PHOTOINDUCED ELECTRON-TRANSFER AND GEMINATE RECOMBINATION IN SOLUTION

Intermolecular electron transfer and geminate recombination are explored experimentally in both solid and liquid solutions using the same donor-acceptor pair. The solvents were chosen to have similar chemical and dielectric properties, but vastly different viscosities. Systems of an electron donor, rubrene, and varying concentrations of an electron acceptor, duroquinone, were studied. The solvents used were diethyl sebacate (liquid) and sucrose octaacetate (solid). Forward electron transfer was studied using time-resolved and steady-state fluorescence measurements for a variety of acceptor concentrations. Electron back-transfer (geminate recombination) was measured using pump-probe experiments.
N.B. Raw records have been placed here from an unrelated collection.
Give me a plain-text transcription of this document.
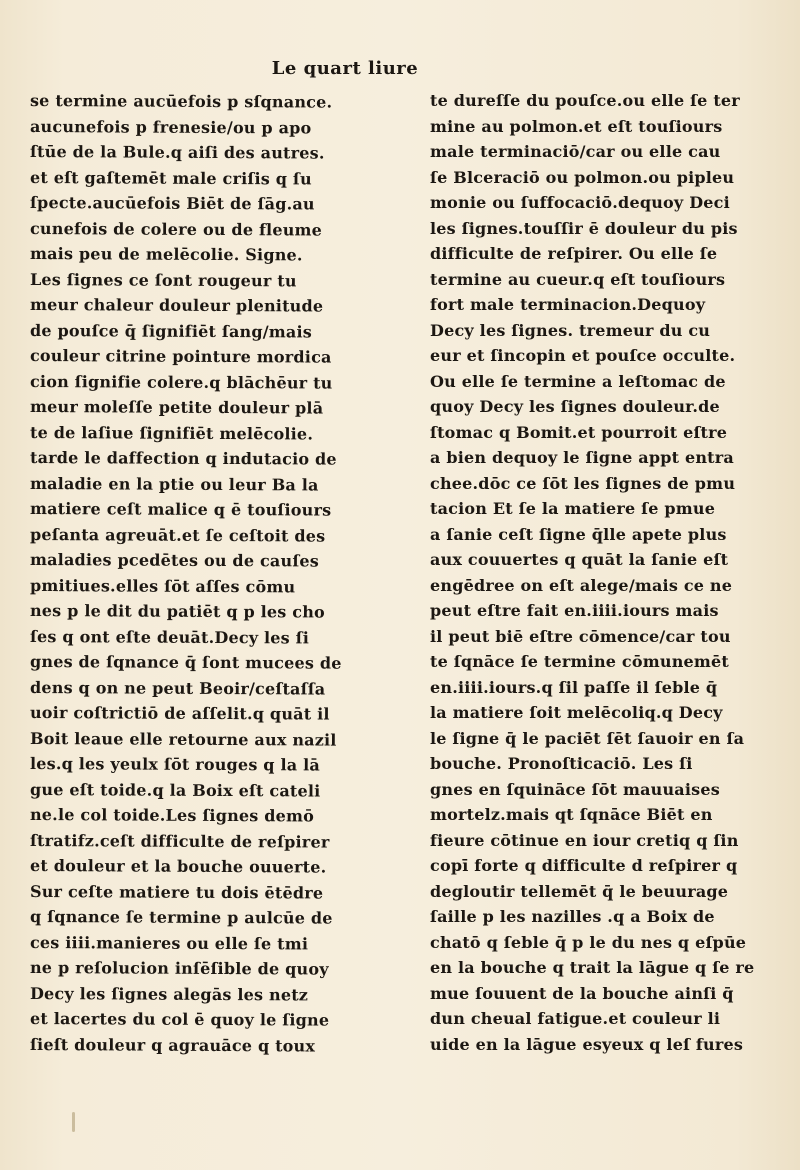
Le quart liure
se termine aucūefois p sſqnance.
aucunefois p frenesie/ou p apo
ſtūe de la Bule.q aiſi des autres.
et eſt gaſtemēt male criſis q ſu
ſpecte.aucūefois Biēt de ſāg.au
cunefois de colere ou de fleume
mais peu de melēcolie. Signe.
Les ſignes ce ſont rougeur tu
meur chaleur douleur plenitude
de pouſce q̄ ſignifiēt ſang/mais
couleur citrine pointure mordica
cion ſignifie colere.q blāchēur tu
meur moleſſe petite douleur plā
te de laſiue ſignifiēt melēcolie.
tarde le daffection q indutacio de
maladie en la ptie ou leur Ba la
matiere ceſt malice q ē touſiours
peſanta agreuāt.et ſe ceſtoit des
maladies pcedētes ou de cauſes
pmitiues.elles ſōt aſſes cōmu
nes p le dit du patiēt q p les cho
ſes q ont eſte deuāt.Decy les ſi
gnes de ſqnance q̄ ſont mucees de
dens q on ne peut Beoir/ceſtaſſa
uoir coſtrictiō de aſſelit.q quāt il
Boit leaue elle retourne aux nazil
les.q les yeulx ſōt rouges q la lā
gue eſt toide.q la Boix eſt cateli
ne.le col toide.Les ſignes demō
ſtratifz.ceſt difficulte de reſpirer
et douleur et la bouche ouuerte.
Sur ceſte matiere tu dois ētēdre
q ſqnance ſe termine p aulcūe de
ces iiii.manieres ou elle ſe tmi
ne p reſolucion inſēſible de quoy
Decy les ſignes alegās les netz
et lacertes du col ē quoy le ſigne
ſieſt douleur q agrauāce q toux
te dureſſe du pouſce.ou elle ſe ter
mine au polmon.et eſt touſiours
male terminaciō/car ou elle cau
ſe Blceraciō ou polmon.ou pipleu
monie ou ſuffocaciō.dequoy Deci
les ſignes.touſſir ē douleur du pis
difficulte de reſpirer. Ou elle ſe
termine au cueur.q eſt touſiours
fort male terminacion.Dequoy
Decy les ſignes. tremeur du cu
eur et ſincopin et pouſce occulte.
Ou elle ſe termine a leſtomac de
quoy Decy les ſignes douleur.de
ſtomac q Bomit.et pourroit eſtre
a bien dequoy le ſigne appt entra
chee.dōc ce ſōt les ſignes de pmu
tacion Et ſe la matiere ſe pmue
a ſanie ceſt ſigne q̄lle apete plus
aux couuertes q quāt la ſanie eſt
engēdree on eſt alege/mais ce ne
peut eſtre fait en.iiii.iours mais
il peut biē eſtre cōmence/car tou
te ſqnāce ſe termine cōmunemēt
en.iiii.iours.q ſil paſſe il ſeble q̄
la matiere ſoit melēcoliq.q Decy
le ſigne q̄ le paciēt ſēt ſauoir en ſa
bouche. Pronoſticaciō. Les ſi
gnes en ſquināce ſōt mauuaises
mortelz.mais qt ſqnāce Biēt en
fieure cōtinue en iour cretiq q ſin
copī forte q difficulte d reſpirer q
degloutir tellemēt q̄ le beuurage
ſaille p les nazilles .q a Boix de
chatō q ſeble q̄ p le du nes q eſpūe
en la bouche q trait la lāgue q ſe re
mue ſouuent de la bouche ainſi q̄
dun cheual fatigue.et couleur li
uide en la lāgue esyeux q leſ fures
The data were analyzed using a theoretical treatment that takes into account diffusion of the donor and acceptors, a distance-dependent (exponential) transfer rate, Coulomb interactions between the ions generated by the forward transfer, and donor-acceptor and acceptor-acceptor excluded volumes. The forward transfer data, in both the solid and liquid solutions, are in very good agreement with calculations. Virtually identical forward transfer parameters are obtained from the solid and liquid samples. The back-transfer parameters obtained from the measurements on solid solution are able to reproduce the liquid solution's back-transfer data, but only when the high-frequency dielectric constant is used. The use of this value for the dielectric constant is discussed.